Linguistic Illusions Seminar (HT 24)

Graduate Seminar in Linguistic Illusions
Colin Phillips
Hilary Term 2024
Tuesdays, 11:30 – 1:00, Jan 16 – Mar 5, Clarendon Institute Lecture Theater

In vision science there is a long tradition of using perceptual illusions to understand the inner workings of the visual system. A rapidly expanding body of findings about linguistic illusions — about where they occur and where they do not occur — can serve a similar function for understanding the human language system. Linguistic illusions arise when an individual’s perception or production systematically mismatches with their own internal grammar.
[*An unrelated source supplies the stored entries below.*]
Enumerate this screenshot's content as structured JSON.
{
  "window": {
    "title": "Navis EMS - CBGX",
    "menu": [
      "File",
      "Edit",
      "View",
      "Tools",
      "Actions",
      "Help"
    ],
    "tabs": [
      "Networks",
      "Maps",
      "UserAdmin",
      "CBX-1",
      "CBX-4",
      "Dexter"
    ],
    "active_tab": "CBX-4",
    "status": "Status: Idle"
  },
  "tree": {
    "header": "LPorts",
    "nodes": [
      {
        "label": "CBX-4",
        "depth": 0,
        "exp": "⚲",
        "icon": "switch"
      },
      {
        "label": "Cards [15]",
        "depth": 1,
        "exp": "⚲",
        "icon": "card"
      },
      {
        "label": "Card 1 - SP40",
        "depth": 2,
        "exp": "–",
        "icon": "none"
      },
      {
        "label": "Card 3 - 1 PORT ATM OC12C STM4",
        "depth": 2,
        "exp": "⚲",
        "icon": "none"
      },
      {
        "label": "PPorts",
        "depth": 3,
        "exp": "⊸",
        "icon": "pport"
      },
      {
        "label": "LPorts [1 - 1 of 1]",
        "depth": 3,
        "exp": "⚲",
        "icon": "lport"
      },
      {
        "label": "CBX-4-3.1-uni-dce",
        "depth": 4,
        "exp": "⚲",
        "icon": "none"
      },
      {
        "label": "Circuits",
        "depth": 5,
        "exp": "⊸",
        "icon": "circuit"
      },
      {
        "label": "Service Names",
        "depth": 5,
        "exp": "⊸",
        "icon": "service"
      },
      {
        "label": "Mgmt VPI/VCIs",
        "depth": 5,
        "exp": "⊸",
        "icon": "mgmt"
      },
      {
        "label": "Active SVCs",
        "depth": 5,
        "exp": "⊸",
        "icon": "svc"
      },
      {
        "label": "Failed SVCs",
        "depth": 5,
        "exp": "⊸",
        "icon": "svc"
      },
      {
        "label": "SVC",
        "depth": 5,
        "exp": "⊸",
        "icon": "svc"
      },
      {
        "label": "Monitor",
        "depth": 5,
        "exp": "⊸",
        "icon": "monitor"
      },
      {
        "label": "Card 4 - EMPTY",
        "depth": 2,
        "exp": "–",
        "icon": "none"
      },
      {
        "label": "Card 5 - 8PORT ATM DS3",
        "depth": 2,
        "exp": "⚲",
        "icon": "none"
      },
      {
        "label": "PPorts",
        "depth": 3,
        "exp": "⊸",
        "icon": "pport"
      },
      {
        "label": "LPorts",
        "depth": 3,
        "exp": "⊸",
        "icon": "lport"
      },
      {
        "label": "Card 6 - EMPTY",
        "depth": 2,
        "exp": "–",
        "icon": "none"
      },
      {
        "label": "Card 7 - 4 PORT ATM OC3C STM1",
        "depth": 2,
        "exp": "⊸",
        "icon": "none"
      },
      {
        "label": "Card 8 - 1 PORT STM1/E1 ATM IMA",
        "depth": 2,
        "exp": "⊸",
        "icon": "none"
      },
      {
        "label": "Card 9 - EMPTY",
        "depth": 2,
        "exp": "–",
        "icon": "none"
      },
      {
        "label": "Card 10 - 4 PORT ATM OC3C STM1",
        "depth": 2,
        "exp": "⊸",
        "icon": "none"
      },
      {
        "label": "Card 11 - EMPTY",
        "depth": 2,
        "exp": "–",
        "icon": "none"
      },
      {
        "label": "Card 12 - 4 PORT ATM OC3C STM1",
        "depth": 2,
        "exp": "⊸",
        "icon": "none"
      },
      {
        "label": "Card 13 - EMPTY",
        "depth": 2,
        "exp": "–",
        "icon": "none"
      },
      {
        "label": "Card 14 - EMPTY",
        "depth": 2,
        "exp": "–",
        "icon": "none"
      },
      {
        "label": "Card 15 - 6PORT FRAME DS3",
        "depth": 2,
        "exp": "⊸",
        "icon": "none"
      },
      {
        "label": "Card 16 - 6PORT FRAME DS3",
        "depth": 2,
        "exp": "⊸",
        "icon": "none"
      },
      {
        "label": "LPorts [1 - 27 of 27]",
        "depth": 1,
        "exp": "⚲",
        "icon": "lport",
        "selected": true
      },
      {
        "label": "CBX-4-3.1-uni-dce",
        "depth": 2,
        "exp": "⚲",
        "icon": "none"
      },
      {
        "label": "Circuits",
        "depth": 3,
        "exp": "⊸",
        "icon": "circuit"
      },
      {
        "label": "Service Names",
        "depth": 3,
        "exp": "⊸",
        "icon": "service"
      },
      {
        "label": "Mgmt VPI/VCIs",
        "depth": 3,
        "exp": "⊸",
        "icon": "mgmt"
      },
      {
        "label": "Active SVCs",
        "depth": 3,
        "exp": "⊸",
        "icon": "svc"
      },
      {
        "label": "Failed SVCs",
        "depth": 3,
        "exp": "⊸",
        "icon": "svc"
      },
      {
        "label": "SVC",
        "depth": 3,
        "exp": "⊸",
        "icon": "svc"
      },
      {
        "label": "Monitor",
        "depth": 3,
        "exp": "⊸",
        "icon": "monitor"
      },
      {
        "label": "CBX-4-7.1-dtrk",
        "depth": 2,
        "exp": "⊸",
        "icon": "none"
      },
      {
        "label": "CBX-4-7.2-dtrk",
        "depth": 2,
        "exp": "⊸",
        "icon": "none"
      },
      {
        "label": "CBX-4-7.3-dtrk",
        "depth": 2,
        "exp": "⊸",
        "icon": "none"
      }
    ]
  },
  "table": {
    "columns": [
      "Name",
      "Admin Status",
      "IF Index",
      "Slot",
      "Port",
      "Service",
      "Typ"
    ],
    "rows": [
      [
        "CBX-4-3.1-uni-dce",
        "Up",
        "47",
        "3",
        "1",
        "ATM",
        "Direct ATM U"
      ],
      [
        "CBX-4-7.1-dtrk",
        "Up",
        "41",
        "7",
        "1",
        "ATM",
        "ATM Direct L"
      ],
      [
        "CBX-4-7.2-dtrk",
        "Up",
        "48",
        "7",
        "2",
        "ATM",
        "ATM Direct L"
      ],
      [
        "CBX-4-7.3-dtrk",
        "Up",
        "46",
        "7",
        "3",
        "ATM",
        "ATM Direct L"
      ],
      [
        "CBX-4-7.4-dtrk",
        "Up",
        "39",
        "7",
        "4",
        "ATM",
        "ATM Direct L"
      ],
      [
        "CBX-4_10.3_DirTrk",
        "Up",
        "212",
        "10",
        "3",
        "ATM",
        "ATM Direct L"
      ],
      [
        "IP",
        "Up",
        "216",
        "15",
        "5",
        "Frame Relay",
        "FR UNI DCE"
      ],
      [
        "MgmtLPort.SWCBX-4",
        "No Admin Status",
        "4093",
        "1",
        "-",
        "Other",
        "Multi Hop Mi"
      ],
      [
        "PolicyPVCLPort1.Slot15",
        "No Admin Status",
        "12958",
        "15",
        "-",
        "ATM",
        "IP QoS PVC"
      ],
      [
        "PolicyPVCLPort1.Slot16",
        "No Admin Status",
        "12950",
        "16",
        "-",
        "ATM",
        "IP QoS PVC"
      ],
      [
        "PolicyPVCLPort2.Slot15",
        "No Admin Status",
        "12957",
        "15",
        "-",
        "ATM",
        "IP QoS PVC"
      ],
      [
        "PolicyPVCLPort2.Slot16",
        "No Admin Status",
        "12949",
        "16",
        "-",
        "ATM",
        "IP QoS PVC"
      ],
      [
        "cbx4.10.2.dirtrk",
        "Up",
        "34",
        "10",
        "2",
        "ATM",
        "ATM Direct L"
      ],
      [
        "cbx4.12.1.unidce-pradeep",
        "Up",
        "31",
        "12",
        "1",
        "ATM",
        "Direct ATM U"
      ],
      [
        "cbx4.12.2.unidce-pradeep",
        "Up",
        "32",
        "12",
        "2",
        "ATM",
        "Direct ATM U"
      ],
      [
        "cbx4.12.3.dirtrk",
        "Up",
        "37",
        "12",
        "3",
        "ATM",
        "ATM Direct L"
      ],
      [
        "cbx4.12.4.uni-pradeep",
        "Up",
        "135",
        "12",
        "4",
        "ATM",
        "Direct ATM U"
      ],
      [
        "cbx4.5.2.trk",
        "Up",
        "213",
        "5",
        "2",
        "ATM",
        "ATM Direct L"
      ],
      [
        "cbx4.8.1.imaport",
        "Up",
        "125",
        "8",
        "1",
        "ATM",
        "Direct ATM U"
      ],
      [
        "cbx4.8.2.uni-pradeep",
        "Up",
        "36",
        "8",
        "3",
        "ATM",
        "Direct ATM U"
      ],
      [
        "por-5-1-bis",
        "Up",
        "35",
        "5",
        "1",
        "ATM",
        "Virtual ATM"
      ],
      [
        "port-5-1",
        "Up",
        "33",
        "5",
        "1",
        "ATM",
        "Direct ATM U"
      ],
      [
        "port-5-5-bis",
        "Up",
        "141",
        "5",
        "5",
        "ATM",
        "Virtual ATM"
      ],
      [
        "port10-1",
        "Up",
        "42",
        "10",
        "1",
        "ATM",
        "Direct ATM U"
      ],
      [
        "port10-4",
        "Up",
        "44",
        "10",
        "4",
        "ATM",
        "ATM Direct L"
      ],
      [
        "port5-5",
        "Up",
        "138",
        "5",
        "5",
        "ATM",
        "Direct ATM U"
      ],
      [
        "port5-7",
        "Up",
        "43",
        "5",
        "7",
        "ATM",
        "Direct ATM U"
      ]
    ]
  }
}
They can be measured using a wide range of different experimental approaches. At the word and sentence level, illusions have been documented in diverse phenomena such as agreement, anaphora, negative polarity, argument roles, comparatives, and lexical access. Findings from an increasingly broad range of languages show that linguistic detail matters a great deal in controlling vulnerability to illusions. The systematic variability across phenomena and languages is unlikely to be learned, so it more likely reveals important clues to how linguistic representations are encoded and accessed. However, (psycho)linguistic theories have struggled to keep up with the growth in new findings. Computational models play an increasingly prominent role in this field, and illusion-sensitivity has been used as a test of how human-like the abilities of Large Language Models are.

This is an interactive graduate seminar, covering topics in psycholinguistics, syntax, morphology, and semantics. In order to facilitate discussions, participants will be strongly encouraged to read one or more assigned papers ahead of each session, and to submit brief written answers to questions designed to encourage synthesis of ideas and findings. This seminar aims to develop skills in thinking and writing about how to design experiments on specific topics that can serve broader psycholinguistic theories.

In case of accessibility needs, please contact Colin Phillips for information on how to join remotely. Otherwise, in person participation is strongly encouraged, to facilitate discussion.


Week 1

Theme: setting the scene; why we care; early findings (up to ~2010).

Recommended reading for Week 1: Phillips, Wagers, & Lau (2011). Grammatical illusions and selective fallibility in real-time language comprehension. In J. Runner (ed), Experiments at the Interfaces, Syntax & Semantics, 37, 148-180.

This article is an early synthesis of what we knew on this topic around 2010. Since that time, many new things have been learned, and many new questions have arisen. That will be the focus for the remainder of the term.

Slides: Illusions Week 1 (we did not cover all of this, and not in order)

Week 2

Theme: agreement attraction

Why we care. Two main reasons that we focus on here.

(1) Agreement attraction effects like “the key to the cabinets are on the table” have played an important role in guiding how we think about memory encoding and access. In particular, the “grammatical asymmetry” in agreement attraction in comprehension has been a key piece of evidence in favour of cue-based retrieval in content-addressable memory (cf. Wagers, Lau, & Phillips, 2009).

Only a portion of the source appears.